17 giugno 2008

testi di dubbia delicatezza, che potrebbero scandalizzare non poco il lettore

Nei miei momenti di pacata ragionevolezza arrivo perfino a pensare che l'anticlericalismo, come la maggior parte degli anti-, sia un atteggiamento fondamentalmente sbagliato perché viziato dal classico "fare di tutta l'erba un fascio".
E poi però, leggendo qua e là, vieni a scoprire che certi comportamenti di cui le gerarchie religiose vengono a volte accusati ancora oggi, quali la chiusura mentale, la prepotenza ideologica, la persecuzione di chi osa pensarla diversamente da loro, non siano poi tanto facilmente liquidabili con un "ma va, quella è roba del passato", ma che sono invece consuetudini praticate ancora ai giorni nostri e anche e soprattutto ad alti livelli della gerarchia.
Succede infatti che una studiosa di cose storiche, Gaetana Mazza, abbia scritto un libro che racconta fatti accaduti in qualche luogo d'Italia tra il '600 e il '700, e che in questo libro si finisca inevitabilmente a parlare di Inquisizione, e che questo lo si faccia mettendo alla luce storie di persone vere, con volti, vite, speranze, paure, pregi e difetti.
Succede poi che, vai a capire perché, magari solo per ingenua riconoscenza (gli archivi dell'Inquisizione resi pubblici dallo scorso papa sono fonte di valore immenso per gli storici, e non solo per i processi in sé, ma anche, come in questo caso, per conoscere la vita reale di quelle epoche), la studiosa invii una copia già stampata ma non ancora distribuita al vescovo della cui diocesi aveva utilizzato gli archivi.
Bene, questo vescovo, dopo aver letto il lavoro, intima all'autrice di mandare al macero il primo volume e di sottoporre ad una commissione ad hoc il secondo, al fine di correggerlo secondo le sue decisioni. La motivazione è che si tratta di "testi di dubbia delicatezza, che potrebbero scandalizzare non poco il lettore". Proprio così, pensa un po'.
E la cosa assolutamente scandalosa è che la legislazione italiana, in base alle norme concordatarie gli consente di farlo, trattandosi di ricerche sugli archivi ecclesiastici (che tra l'altro ricevono finanziamenti statali, i miei soldi, insomma).

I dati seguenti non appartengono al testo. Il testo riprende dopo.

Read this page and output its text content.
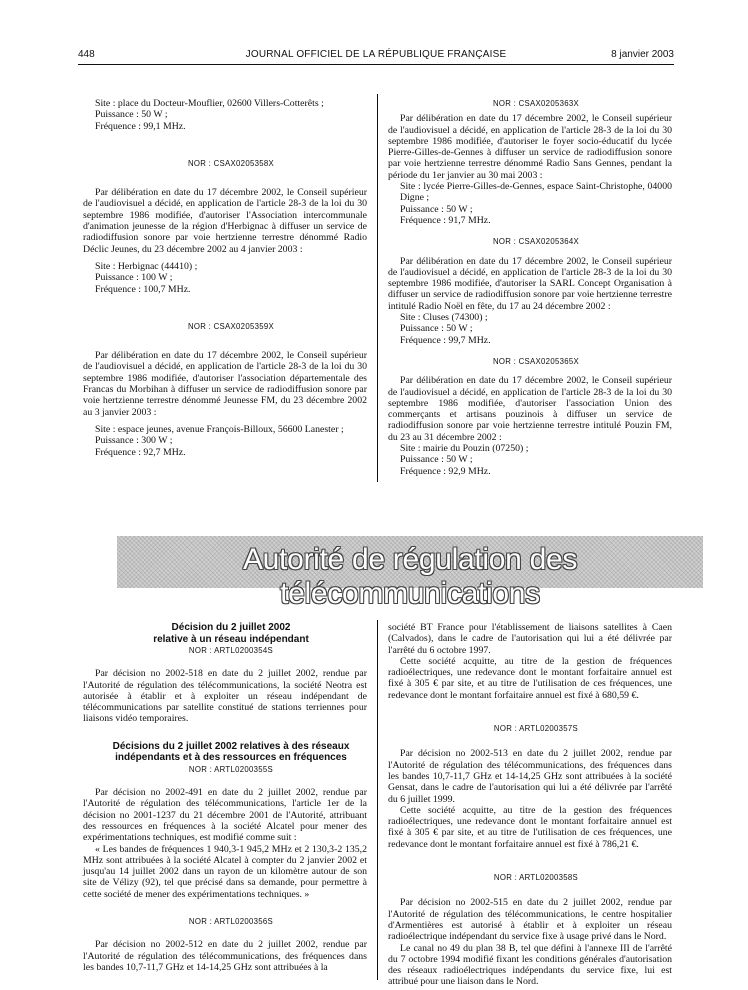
448	JOURNAL OFFICIEL DE LA RÉPUBLIQUE FRANÇAISE	8 janvier 2003
Site : place du Docteur-Mouflier, 02600 Villers-Cotterêts ;
Puissance : 50 W ;
Fréquence : 99,1 MHz.

NOR : CSAX0205358X

Par délibération en date du 17 décembre 2002, le Conseil supérieur de l'audiovisuel a décidé, en application de l'article 28-3 de la loi du 30 septembre 1986 modifiée, d'autoriser l'Association intercommunale d'animation jeunesse de la région d'Herbignac à diffuser un service de radiodiffusion sonore par voie hertzienne terrestre dénommé Radio Déclic Jeunes, du 23 décembre 2002 au 4 janvier 2003 :

Site : Herbignac (44410) ;
Puissance : 100 W ;
Fréquence : 100,7 MHz.

NOR : CSAX0205359X

Par délibération en date du 17 décembre 2002, le Conseil supérieur de l'audiovisuel a décidé, en application de l'article 28-3 de la loi du 30 septembre 1986 modifiée, d'autoriser l'association départementale des Francas du Morbihan à diffuser un service de radiodiffusion sonore par voie hertzienne terrestre dénommé Jeunesse FM, du 23 décembre 2002 au 3 janvier 2003 :

Site : espace jeunes, avenue François-Billoux, 56600 Lanester ;
Puissance : 300 W ;
Fréquence : 92,7 MHz.

NOR : CSAX0205363X

Par délibération en date du 17 décembre 2002, le Conseil supérieur de l'audiovisuel a décidé, en application de l'article 28-3 de la loi du 30 septembre 1986 modifiée, d'autoriser le foyer socio-éducatif du lycée Pierre-Gilles-de-Gennes à diffuser un service de radiodiffusion sonore par voie hertzienne terrestre dénommé Radio Sans Gennes, pendant la période du 1er janvier au 30 mai 2003 :

Site : lycée Pierre-Gilles-de-Gennes, espace Saint-Christophe, 04000 Digne ;
Puissance : 50 W ;
Fréquence : 91,7 MHz.

NOR : CSAX0205364X

Par délibération en date du 17 décembre 2002, le Conseil supérieur de l'audiovisuel a décidé, en application de l'article 28-3 de la loi du 30 septembre 1986 modifiée, d'autoriser la SARL Concept Organisation à diffuser un service de radiodiffusion sonore par voie hertzienne terrestre intitulé Radio Noël en fête, du 17 au 24 décembre 2002 :

Site : Cluses (74300) ;
Puissance : 50 W ;
Fréquence : 99,7 MHz.

NOR : CSAX0205365X

Par délibération en date du 17 décembre 2002, le Conseil supérieur de l'audiovisuel a décidé, en application de l'article 28-3 de la loi du 30 septembre 1986 modifiée, d'autoriser l'association Union des commerçants et artisans pouzinois à diffuser un service de radiodiffusion sonore par voie hertzienne terrestre intitulé Pouzin FM, du 23 au 31 décembre 2002 :

Site : mairie du Pouzin (07250) ;
Puissance : 50 W ;
Fréquence : 92,9 MHz.
Autorité de régulation des télécommunications

Décision du 2 juillet 2002

relative à un réseau indépendant

NOR : ARTL0200354S

Par décision no 2002-518 en date du 2 juillet 2002, rendue par l'Autorité de régulation des télécommunications, la société Neotra est autorisée à établir et à exploiter un réseau indépendant de télécommunications par satellite constitué de stations terriennes pour liaisons vidéo temporaires.

Décisions du 2 juillet 2002 relatives à des réseaux

indépendants et à des ressources en fréquences

NOR : ARTL0200355S

Par décision no 2002-491 en date du 2 juillet 2002, rendue par l'Autorité de régulation des télécommunications, l'article 1er de la décision no 2001-1237 du 21 décembre 2001 de l'Autorité, attribuant des ressources en fréquences à la société Alcatel pour mener des expérimentations techniques, est modifié comme suit :

« Les bandes de fréquences 1 940,3-1 945,2 MHz et 2 130,3-2 135,2 MHz sont attribuées à la société Alcatel à compter du 2 janvier 2002 et jusqu'au 14 juillet 2002 dans un rayon de un kilomètre autour de son site de Vélizy (92), tel que précisé dans sa demande, pour permettre à cette société de mener des expérimentations techniques. »

NOR : ARTL0200356S

Par décision no 2002-512 en date du 2 juillet 2002, rendue par l'Autorité de régulation des télécommunications, des fréquences dans les bandes 10,7-11,7 GHz et 14-14,25 GHz sont attribuées à la

société BT France pour l'établissement de liaisons satellites à Caen (Calvados), dans le cadre de l'autorisation qui lui a été délivrée par l'arrêté du 6 octobre 1997.

Cette société acquitte, au titre de la gestion de fréquences radioélectriques, une redevance dont le montant forfaitaire annuel est fixé à 305 € par site, et au titre de l'utilisation de ces fréquences, une redevance dont le montant forfaitaire annuel est fixé à 680,59 €.

NOR : ARTL0200357S

Par décision no 2002-513 en date du 2 juillet 2002, rendue par l'Autorité de régulation des télécommunications, des fréquences dans les bandes 10,7-11,7 GHz et 14-14,25 GHz sont attribuées à la société Gensat, dans le cadre de l'autorisation qui lui a été délivrée par l'arrêté du 6 juillet 1999.

Cette société acquitte, au titre de la gestion des fréquences radioélectriques, une redevance dont le montant forfaitaire annuel est fixé à 305 € par site, et au titre de l'utilisation de ces fréquences, une redevance dont le montant forfaitaire annuel est fixé à 786,21 €.

NOR : ARTL0200358S

Par décision no 2002-515 en date du 2 juillet 2002, rendue par l'Autorité de régulation des télécommunications, le centre hospitalier d'Armentières est autorisé à établir et à exploiter un réseau radioélectrique indépendant du service fixe à usage privé dans le Nord.

Le canal no 49 du plan 38 B, tel que défini à l'annexe III de l'arrêté du 7 octobre 1994 modifié fixant les conditions générales d'autorisation des réseaux radioélectriques indépendants du service fixe, lui est attribué pour une liaison dans le Nord.
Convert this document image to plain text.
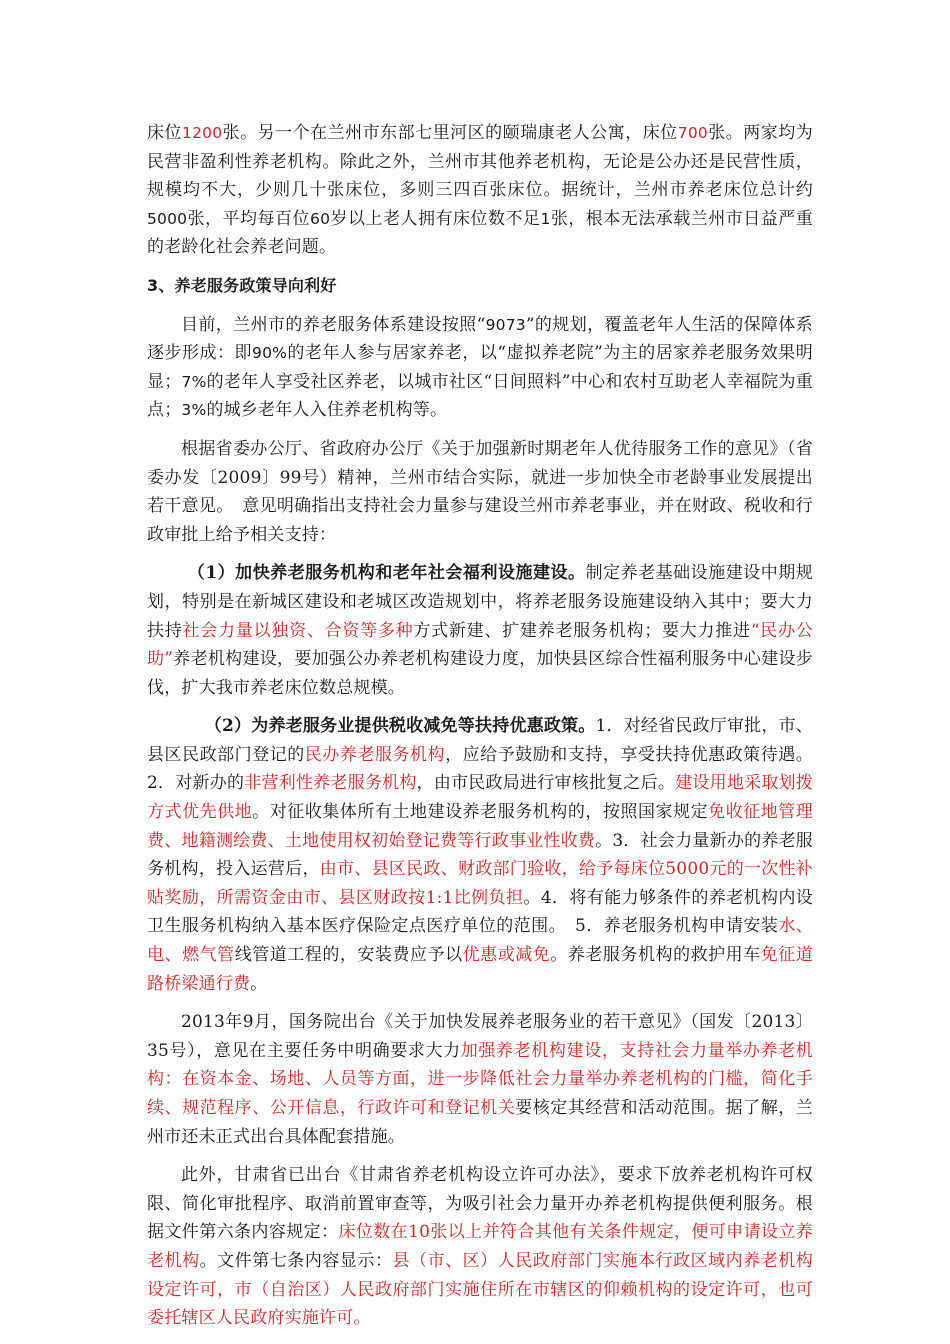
床位1200张。另一个在兰州市东部七里河区的颐瑞康老人公寓，床位700张。两家均为民营非盈利性养老机构。除此之外，兰州市其他养老机构，无论是公办还是民营性质，规模均不大，少则几十张床位，多则三四百张床位。据统计，兰州市养老床位总计约5000张，平均每百位60岁以上老人拥有床位数不足1张，根本无法承载兰州市日益严重的老龄化社会养老问题。

3、养老服务政策导向利好

目前，兰州市的养老服务体系建设按照“9073”的规划，覆盖老年人生活的保障体系逐步形成：即90%的老年人参与居家养老，以“虚拟养老院”为主的居家养老服务效果明显；7%的老年人享受社区养老，以城市社区“日间照料”中心和农村互助老人幸福院为重点；3%的城乡老年人入住养老机构等。

根据省委办公厅、省政府办公厅《关于加强新时期老年人优待服务工作的意见》（省委办发〔2009〕99号）精神，兰州市结合实际，就进一步加快全市老龄事业发展提出若干意见。　意见明确指出支持社会力量参与建设兰州市养老事业，并在财政、税收和行政审批上给予相关支持：

（1）加快养老服务机构和老年社会福利设施建设。制定养老基础设施建设中期规划，特别是在新城区建设和老城区改造规划中，将养老服务设施建设纳入其中；要大力扶持社会力量以独资、合资等多种方式新建、扩建养老服务机构；要大力推进“民办公助”养老机构建设，要加强公办养老机构建设力度，加快县区综合性福利服务中心建设步伐，扩大我市养老床位数总规模。

（2）为养老服务业提供税收减免等扶持优惠政策。1．对经省民政厅审批，市、县区民政部门登记的民办养老服务机构，应给予鼓励和支持，享受扶持优惠政策待遇。2．对新办的非营利性养老服务机构，由市民政局进行审核批复之后。建设用地采取划拨方式优先供地。对征收集体所有土地建设养老服务机构的，按照国家规定免收征地管理费、地籍测绘费、土地使用权初始登记费等行政事业性收费。3．社会力量新办的养老服务机构，投入运营后，由市、县区民政、财政部门验收，给予每床位5000元的一次性补贴奖励，所需资金由市、县区财政按1:1比例负担。4．将有能力够条件的养老机构内设卫生服务机构纳入基本医疗保险定点医疗单位的范围。　5．养老服务机构申请安装水、电、燃气管线管道工程的，安装费应予以优惠或减免。养老服务机构的救护用车免征道路桥梁通行费。

2013年9月，国务院出台《关于加快发展养老服务业的若干意见》（国发〔2013〕35号），意见在主要任务中明确要求大力加强养老机构建设，支持社会力量举办养老机构：在资本金、场地、人员等方面，进一步降低社会力量举办养老机构的门槛，简化手续、规范程序、公开信息，行政许可和登记机关要核定其经营和活动范围。据了解，兰州市还未正式出台具体配套措施。

此外，甘肃省已出台《甘肃省养老机构设立许可办法》，要求下放养老机构许可权限、简化审批程序、取消前置审查等，为吸引社会力量开办养老机构提供便利服务。根据文件第六条内容规定：床位数在10张以上并符合其他有关条件规定，便可申请设立养老机构。文件第七条内容显示：县（市、区）人民政府部门实施本行政区域内养老机构设定许可，市（自治区）人民政府部门实施住所在市辖区的仰赖机构的设定许可，也可委托辖区人民政府实施许可。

In questo specifico caso si spera (come conclude l'articolo in cui viene raccontata questa storia) che il vescovo sia stato, come si dice, più papista del papa, e abbia voluto eccedere in zelo contrariamente alle disposizioni di trasparenza date dallo stesso papa quando era ancora cardinale.
Resta però il fatto che dalle nostre parti gli esponenti di una struttura religiosa hanno la pretesa, e, cosa ancora peggiore, l'effettivo potere, di decidere cosa nel mondo è possibile scrivere e leggere. In questo caso si tratta della chiesa cattolica, ma pensiamo cosa sarebbe successo se a farlo fossero, tanto per fare un esempio, i mussulmani.